With Palin and Giuliani out of the picture, Rep. Ron Paul, R-Tex., is third at 13 percent, while Rep. Michele Bachmann, R-Minn., runs fourth with 10 percent. No other candidate earned more than four percent, and 17 percent of respondents said they were undecided.
Perry, who now may be considered the national frontrunner, runs strongest among older and Southern Republicans, earning nearly 40 percent of the vote among those groups. He also leads by a wide margin among those Republicans identify as conservatives. Even among liberal and moderate Republicans, Perry (17 percent) and Romney (21 percent) are virtually tied.
Meanwhile, Bachmann's fourth-place showing indicates that she received little if any national bounce from her victory earlier this month in a key straw poll of Iowa Republicans. Regionally, Bachmann is strongest in the Midwest (15 percent), but she still trails Perry (23 percent), Romney (20 percent) and Paul (18 percent) in that part of the country.

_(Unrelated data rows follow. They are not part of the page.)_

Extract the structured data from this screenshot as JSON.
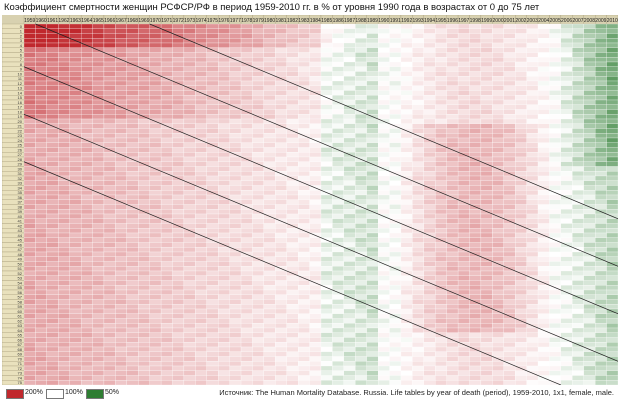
{
  "title": "Коэффициент смертности женщин РСФСР/РФ в период 1959-2010 гг. в % от уровня 1990 года в возрастах от 0 до 75 лет",
  "chart_data": {
    "type": "heatmap",
    "years": [
      1959,
      1960,
      1961,
      1962,
      1963,
      1964,
      1965,
      1966,
      1967,
      1968,
      1969,
      1970,
      1971,
      1972,
      1973,
      1974,
      1975,
      1976,
      1977,
      1978,
      1979,
      1980,
      1981,
      1982,
      1983,
      1984,
      1985,
      1986,
      1987,
      1988,
      1989,
      1990,
      1991,
      1992,
      1993,
      1994,
      1995,
      1996,
      1997,
      1998,
      1999,
      2000,
      2001,
      2002,
      2003,
      2004,
      2005,
      2006,
      2007,
      2008,
      2009,
      2010
    ],
    "ages": [
      0,
      1,
      2,
      3,
      4,
      5,
      6,
      7,
      8,
      9,
      10,
      11,
      12,
      13,
      14,
      15,
      16,
      17,
      18,
      19,
      20,
      21,
      22,
      23,
      24,
      25,
      26,
      27,
      28,
      29,
      30,
      31,
      32,
      33,
      34,
      35,
      36,
      37,
      38,
      39,
      40,
      41,
      42,
      43,
      44,
      45,
      46,
      47,
      48,
      49,
      50,
      51,
      52,
      53,
      54,
      55,
      56,
      57,
      58,
      59,
      60,
      61,
      62,
      63,
      64,
      65,
      66,
      67,
      68,
      69,
      70,
      71,
      72,
      73,
      74,
      75
    ],
    "unit": "% of 1990 level",
    "reference_year": 1990,
    "color_scale": [
      {
        "value": 200,
        "color": "#c0282d"
      },
      {
        "value": 100,
        "color": "#ffffff"
      },
      {
        "value": 50,
        "color": "#2e7d32"
      }
    ]
  },
  "legend": [
    {
      "label": "200%",
      "color": "#c0282d"
    },
    {
      "label": "100%",
      "color": "#ffffff"
    },
    {
      "label": "50%",
      "color": "#2e7d32"
    }
  ],
  "source": "Источник: The Human Mortality Database. Russia. Life tables by year of death (period), 1959-2010, 1x1, female, male."
}
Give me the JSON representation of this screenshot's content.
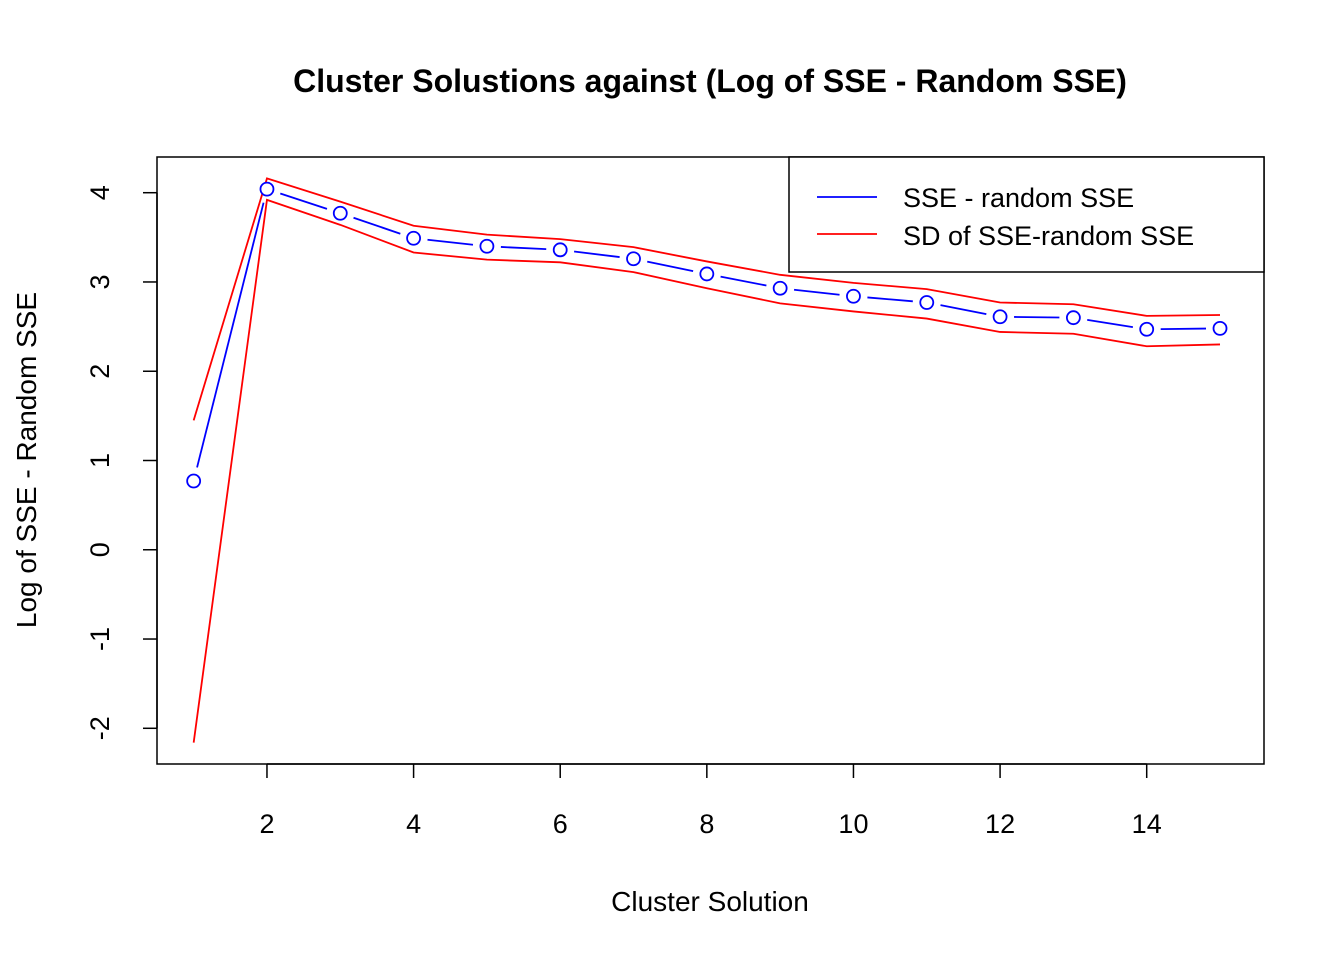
{
  "chart_data": {
    "type": "line",
    "title": "Cluster Solustions against (Log of SSE - Random SSE)",
    "xlabel": "Cluster Solution",
    "ylabel": "Log of SSE - Random SSE",
    "xlim": [
      0.5,
      15.6
    ],
    "ylim": [
      -2.4,
      4.4
    ],
    "x_ticks": [
      2,
      4,
      6,
      8,
      10,
      12,
      14
    ],
    "y_ticks": [
      -2,
      -1,
      0,
      1,
      2,
      3,
      4
    ],
    "grid": false,
    "legend_position": "top-right",
    "x": [
      1,
      2,
      3,
      4,
      5,
      6,
      7,
      8,
      9,
      10,
      11,
      12,
      13,
      14,
      15
    ],
    "series": [
      {
        "name": "SSE - random SSE",
        "color": "#0000ff",
        "style": "b",
        "marker": "open-circle",
        "values": [
          0.77,
          4.04,
          3.77,
          3.49,
          3.4,
          3.36,
          3.26,
          3.09,
          2.93,
          2.84,
          2.77,
          2.61,
          2.6,
          2.47,
          2.48
        ]
      },
      {
        "name": "SD of SSE-random SSE",
        "color": "#ff0000",
        "style": "line",
        "upper": [
          1.45,
          4.16,
          3.9,
          3.63,
          3.53,
          3.48,
          3.39,
          3.23,
          3.08,
          2.99,
          2.92,
          2.77,
          2.75,
          2.62,
          2.63
        ],
        "lower": [
          -2.16,
          3.92,
          3.64,
          3.33,
          3.25,
          3.22,
          3.11,
          2.93,
          2.76,
          2.67,
          2.59,
          2.44,
          2.42,
          2.28,
          2.3
        ]
      }
    ]
  }
}
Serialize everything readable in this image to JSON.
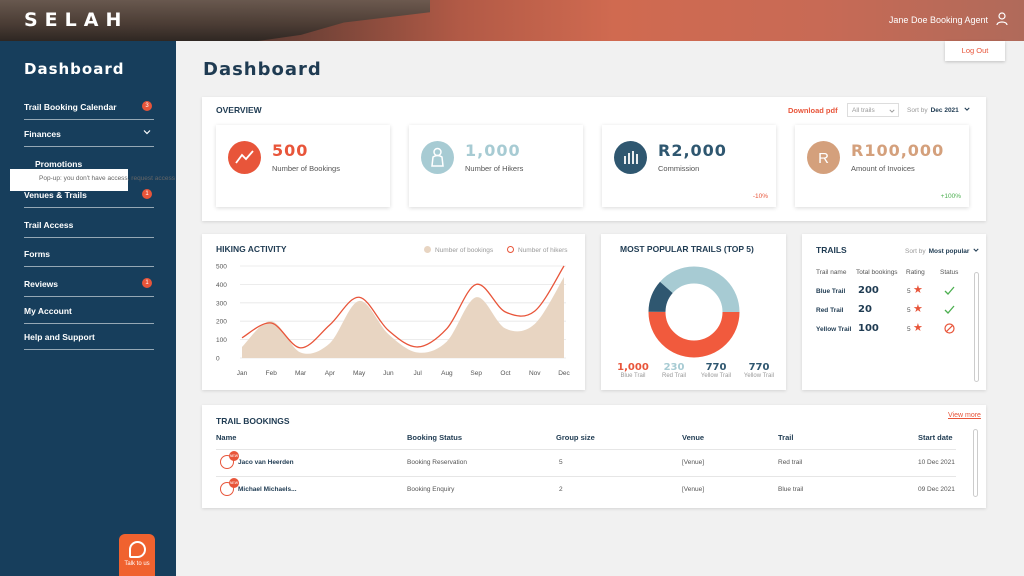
{
  "app": {
    "logo": "SELAH",
    "user_name": "Jane Doe Booking Agent",
    "logout_label": "Log Out"
  },
  "sidebar": {
    "title": "Dashboard",
    "items": [
      {
        "label": "Trail Booking Calendar",
        "badge": "3"
      },
      {
        "label": "Finances"
      },
      {
        "label": "Promotions"
      },
      {
        "label": "Venues & Trails",
        "badge": "1"
      },
      {
        "label": "Trail Access"
      },
      {
        "label": "Forms"
      },
      {
        "label": "Reviews",
        "badge": "1"
      },
      {
        "label": "My Account"
      },
      {
        "label": "Help and Support"
      }
    ],
    "popup_text": "Pop-up: you don't have access, request access",
    "talk_label": "Talk to us"
  },
  "page": {
    "title": "Dashboard"
  },
  "overview": {
    "title": "OVERVIEW",
    "download_label": "Download pdf",
    "filter_value": "All trails",
    "sort_label": "Sort by",
    "sort_value": "Dec 2021",
    "stats": [
      {
        "value": "500",
        "label": "Number of Bookings",
        "color": "#e8553a",
        "icon": "trend-line-icon"
      },
      {
        "value": "1,000",
        "label": "Number of Hikers",
        "color": "#a7cbd3",
        "icon": "hiker-icon"
      },
      {
        "value": "R2,000",
        "label": "Commission",
        "color": "#2f5770",
        "icon": "bar-chart-icon",
        "delta": "-10%",
        "delta_color": "#e8553a"
      },
      {
        "value": "R100,000",
        "label": "Amount of Invoices",
        "color": "#d4a07c",
        "icon": "rand-icon",
        "delta": "+100%",
        "delta_color": "#4caf50"
      }
    ]
  },
  "hiking": {
    "title": "HIKING ACTIVITY",
    "legend_bookings": "Number of bookings",
    "legend_hikers": "Number of hikers",
    "y_ticks": [
      "500",
      "400",
      "300",
      "200",
      "100",
      "0"
    ],
    "months": [
      "Jan",
      "Feb",
      "Mar",
      "Apr",
      "May",
      "Jun",
      "Jul",
      "Aug",
      "Sep",
      "Oct",
      "Nov",
      "Dec"
    ]
  },
  "chart_data": {
    "type": "line",
    "categories": [
      "Jan",
      "Feb",
      "Mar",
      "Apr",
      "May",
      "Jun",
      "Jul",
      "Aug",
      "Sep",
      "Oct",
      "Nov",
      "Dec"
    ],
    "ylim": [
      0,
      500
    ],
    "series": [
      {
        "name": "Number of bookings",
        "kind": "area",
        "color": "#e8d5c2",
        "values": [
          60,
          200,
          30,
          80,
          310,
          130,
          30,
          90,
          330,
          160,
          185,
          440
        ]
      },
      {
        "name": "Number of hikers",
        "kind": "line",
        "color": "#e8553a",
        "values": [
          110,
          190,
          55,
          180,
          330,
          150,
          60,
          160,
          400,
          250,
          255,
          500
        ]
      }
    ]
  },
  "popular": {
    "title": "MOST POPULAR TRAILS (TOP 5)",
    "segments": [
      {
        "value": 1000,
        "color": "#f15a3d"
      },
      {
        "value": 230,
        "color": "#2f5770"
      },
      {
        "value": 770,
        "color": "#a7cbd3"
      }
    ],
    "items": [
      {
        "value": "1,000",
        "name": "Blue Trail",
        "color": "#e8553a"
      },
      {
        "value": "230",
        "name": "Red Trail",
        "color": "#a7cbd3"
      },
      {
        "value": "770",
        "name": "Yellow Trail",
        "color": "#2f5770"
      },
      {
        "value": "770",
        "name": "Yellow Trail",
        "color": "#2f5770"
      }
    ]
  },
  "trails": {
    "title": "TRAILS",
    "sort_label": "Sort by",
    "sort_value": "Most popular",
    "headers": [
      "Trail name",
      "Total bookings",
      "Rating",
      "Status"
    ],
    "rows": [
      {
        "name": "Blue Trail",
        "total": "200",
        "rating": "5",
        "status": "active"
      },
      {
        "name": "Red Trail",
        "total": "20",
        "rating": "5",
        "status": "active"
      },
      {
        "name": "Yellow Trail",
        "total": "100",
        "rating": "5",
        "status": "blocked"
      }
    ]
  },
  "bookings": {
    "title": "TRAIL BOOKINGS",
    "view_more": "View more",
    "headers": [
      "Name",
      "Booking Status",
      "Group size",
      "Venue",
      "Trail",
      "Start date"
    ],
    "new_tag": "NEW",
    "rows": [
      {
        "name": "Jaco van Heerden",
        "status": "Booking Reservation",
        "group": "5",
        "venue": "[Venue]",
        "trail": "Red trail",
        "date": "10 Dec 2021"
      },
      {
        "name": "Michael Michaels...",
        "status": "Booking Enquiry",
        "group": "2",
        "venue": "[Venue]",
        "trail": "Blue trail",
        "date": "09 Dec 2021"
      }
    ]
  }
}
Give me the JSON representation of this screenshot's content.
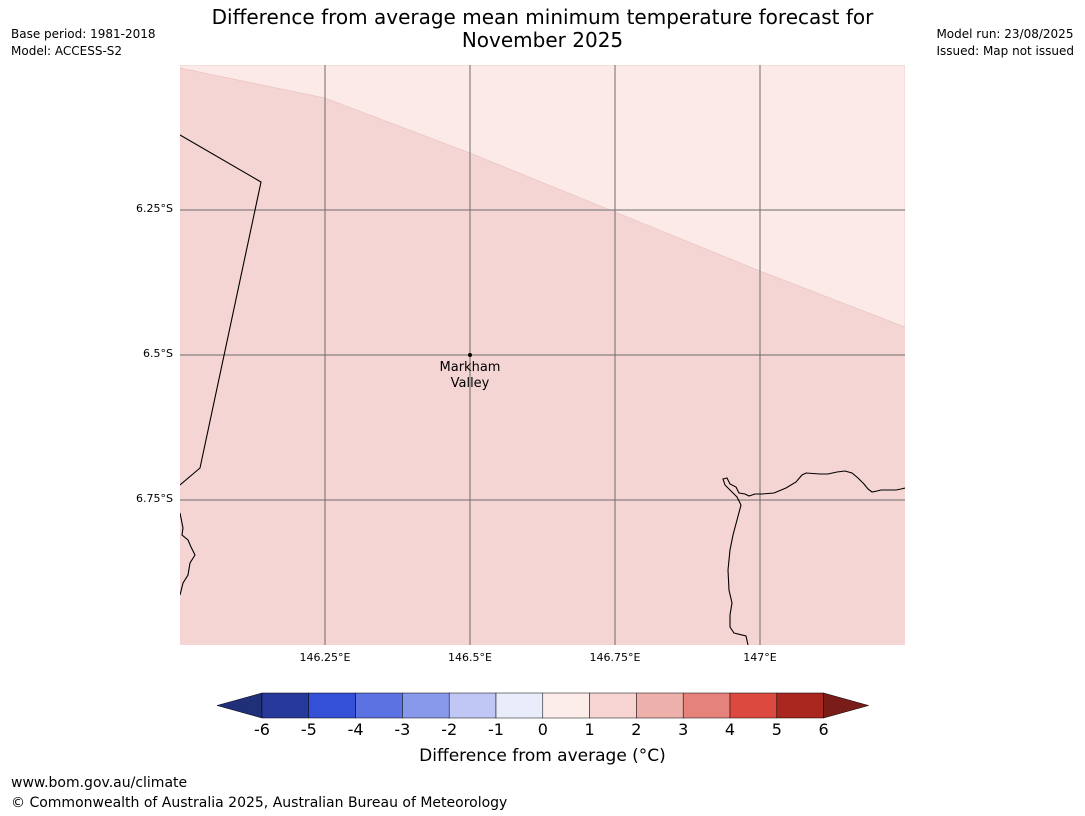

Gallup previously reported that Perry's name recognition has been rising -- with no noticeable drag on his favorability.
But Perry's resounding debut in the Republican field is not a guaranteed indicator of success: Former Sen. Fred Thompson, R-Tenn., was a strong second to Giuliani upon entering the 2008 race, and retired General Wesley Clark led the first Gallup poll of the 2004 Democratic race after he announced his candidacy.
The Gallup poll was conducted Aug. 17-21, surveying 1,040 Republicans and Republican-leaning independents. The margin of error is +/- 3.0 percent.